Is a fake genre dead when The New York Times acknowledges it unironically – or when iTunes monetizes it via smiling little “suggested subgenre”? Maybe neither: last night at the El Rey, Toro y Moi and Caribou both (inadvertently?) killed the chill by (accidentally?) rocking the fuck out of “Blessa” and “Odessa” with (awesome!) backing bands.
Last time I saw Toro y Moi, they were just a lonely he. Bright-eyed South Carolina native Chaz Bundick opened for the Ruby Suns in March, armed with only a laptop and fresh-from-undergrad optimism. At that show, the frequent Hipster Runoff protagonist respectfully performed a chillwave duet with his Macbook, creating memorable sound but an unmemorable set.

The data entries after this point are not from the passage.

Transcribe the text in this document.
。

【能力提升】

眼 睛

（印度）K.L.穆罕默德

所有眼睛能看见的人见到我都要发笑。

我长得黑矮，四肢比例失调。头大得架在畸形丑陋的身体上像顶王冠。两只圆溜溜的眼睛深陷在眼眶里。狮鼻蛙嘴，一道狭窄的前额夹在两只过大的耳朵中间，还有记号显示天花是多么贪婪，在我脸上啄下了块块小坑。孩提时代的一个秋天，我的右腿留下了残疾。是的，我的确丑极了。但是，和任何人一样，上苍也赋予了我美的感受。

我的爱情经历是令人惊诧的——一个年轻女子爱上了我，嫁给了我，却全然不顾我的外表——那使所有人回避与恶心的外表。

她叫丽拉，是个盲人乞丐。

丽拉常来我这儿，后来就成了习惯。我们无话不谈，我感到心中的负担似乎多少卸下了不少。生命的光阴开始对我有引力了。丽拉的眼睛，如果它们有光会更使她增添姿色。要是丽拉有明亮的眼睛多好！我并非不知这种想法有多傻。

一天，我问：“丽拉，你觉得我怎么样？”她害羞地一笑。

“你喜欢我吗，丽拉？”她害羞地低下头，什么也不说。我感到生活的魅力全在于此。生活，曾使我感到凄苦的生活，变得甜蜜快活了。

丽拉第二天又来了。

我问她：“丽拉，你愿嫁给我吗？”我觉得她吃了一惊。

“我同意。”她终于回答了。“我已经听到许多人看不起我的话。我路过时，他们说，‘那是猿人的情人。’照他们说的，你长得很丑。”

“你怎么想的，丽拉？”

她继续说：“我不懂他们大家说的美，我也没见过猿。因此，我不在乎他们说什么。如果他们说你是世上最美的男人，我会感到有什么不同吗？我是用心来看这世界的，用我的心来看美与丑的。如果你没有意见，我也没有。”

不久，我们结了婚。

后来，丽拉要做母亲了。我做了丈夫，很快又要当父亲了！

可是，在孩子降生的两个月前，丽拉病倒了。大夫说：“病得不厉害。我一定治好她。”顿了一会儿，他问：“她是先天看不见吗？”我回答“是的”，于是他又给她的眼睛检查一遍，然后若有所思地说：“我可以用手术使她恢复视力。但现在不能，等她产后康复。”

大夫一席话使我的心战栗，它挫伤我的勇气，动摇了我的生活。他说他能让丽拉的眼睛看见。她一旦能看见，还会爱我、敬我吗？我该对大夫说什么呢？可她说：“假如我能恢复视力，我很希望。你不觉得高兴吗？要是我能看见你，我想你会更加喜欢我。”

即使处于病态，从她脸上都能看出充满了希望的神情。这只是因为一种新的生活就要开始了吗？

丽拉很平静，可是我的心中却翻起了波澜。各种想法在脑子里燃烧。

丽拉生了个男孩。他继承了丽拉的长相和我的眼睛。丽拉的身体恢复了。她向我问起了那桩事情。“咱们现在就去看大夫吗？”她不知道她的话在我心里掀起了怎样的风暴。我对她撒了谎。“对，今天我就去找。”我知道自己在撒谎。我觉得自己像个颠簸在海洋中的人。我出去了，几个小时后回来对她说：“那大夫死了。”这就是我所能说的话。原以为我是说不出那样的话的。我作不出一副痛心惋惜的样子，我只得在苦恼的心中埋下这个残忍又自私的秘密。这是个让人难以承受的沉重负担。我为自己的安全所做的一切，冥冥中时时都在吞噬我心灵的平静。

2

This time around, Chaz smartly invited friends to the party. With college roommate Andy Woodward playing Travis Barker to his DJ AM (R.I.P) and childhood buddy Patrick Jeffords handling bass/guitar, Causers of This finally felt fully represented.
Peeking out from behind clear Kim Jong-il glasses, Chaz led the trio through “Blessa,” “Low Shoulder,” and a handful of other hits from the debut album, plus two new, sunny tracks affectionately titled “New Song 1” and “New Song 2.” Maybe it was those shimmering, turquoise waves crashing out of the projector, but this new stuff sounds like the perfect soundtrack to start off the season of the sun: less lo-fi chillwave, more clean-cut, dance-friendly pop, and so much more accessible than last summer's slurred reverb and distorted loops.
And while Toro y Moi now sounds better live than on record, Caribou sounds like an entirely different band. Seriously, it seemed like the usual American Apparel-addicted hipsters sold out the show expecting a chill night of contemplative head-bobbing, and didn't quite know how to respond to Dan Snaith's aggressive, drum-crazy live act. Sorry, kids, but these Canadian dudes sort of rock.
The rocking is fairly impressive, considering how geeky Dan + friends appear. They wear tight-fitting pastels, blending in with images of water and rainbows washing colored light across the stage. Variations of the new album's cover flash from the projector as Dan, in socks and a daydream-heavy stare, frolics freely – pressing buttons, changing instruments, and having a surprisingly awesome time singing about heartbreak.
The highlight of the set was “Bowls,” which is my favorite song off the new album. The track is an absolute workout to perform, pitting up to three of the four band members against each other in a drum-off to the death. Sometimes it's a dirty Danger Mouse hip hop beat, or a 2-fast-2-furious Liars throw down, or even a frenetic Battles battle, but never does it sound like its previously recorded doppelganger.
The boys went straight from that brilliant Tibetan-inspired beast into their current single, “Odessa,” where Dan whipped out a fucking recorder, rocked his solo, then immediately dropped the thing in time to make it back to the keyboard. Bad ass, sir. Never will I mock a fourth grader's choice in instrument again.
“Sun” was another standout, mostly because I have no idea how Dan's live voice kept up with his recorded, looped vocals. The man might be some sort of ventriloquist, which is just fine, though multiple Angelenos seemed disgruntled at having to adjust their thin-rimmed glasses from all that involuntary dancing.
Maybe a genre is really dead when an LA Weekly writer can only explain it in terms of bad '80s cinema? Every time I see a dude with a laptop, all I can think of is the curly-haired Italian kid from Fame, arguing with his dad about the merits of electronic music versus a traditional orchestra. Daddy Martelli asks Bruno if he's ever thought of doing “real” music, with a band, and that sassy son responds with, “I prefer my basement – no people.” This seems to be the trend in music right now: anyone with a decent copy of Fruity Loops can bypass social skills or even technical abilities and make something neat. This democratization of art is sort of awesome, but it takes true ability and style to reproduce something neat live.
Caribou and Toro y Moi did just that.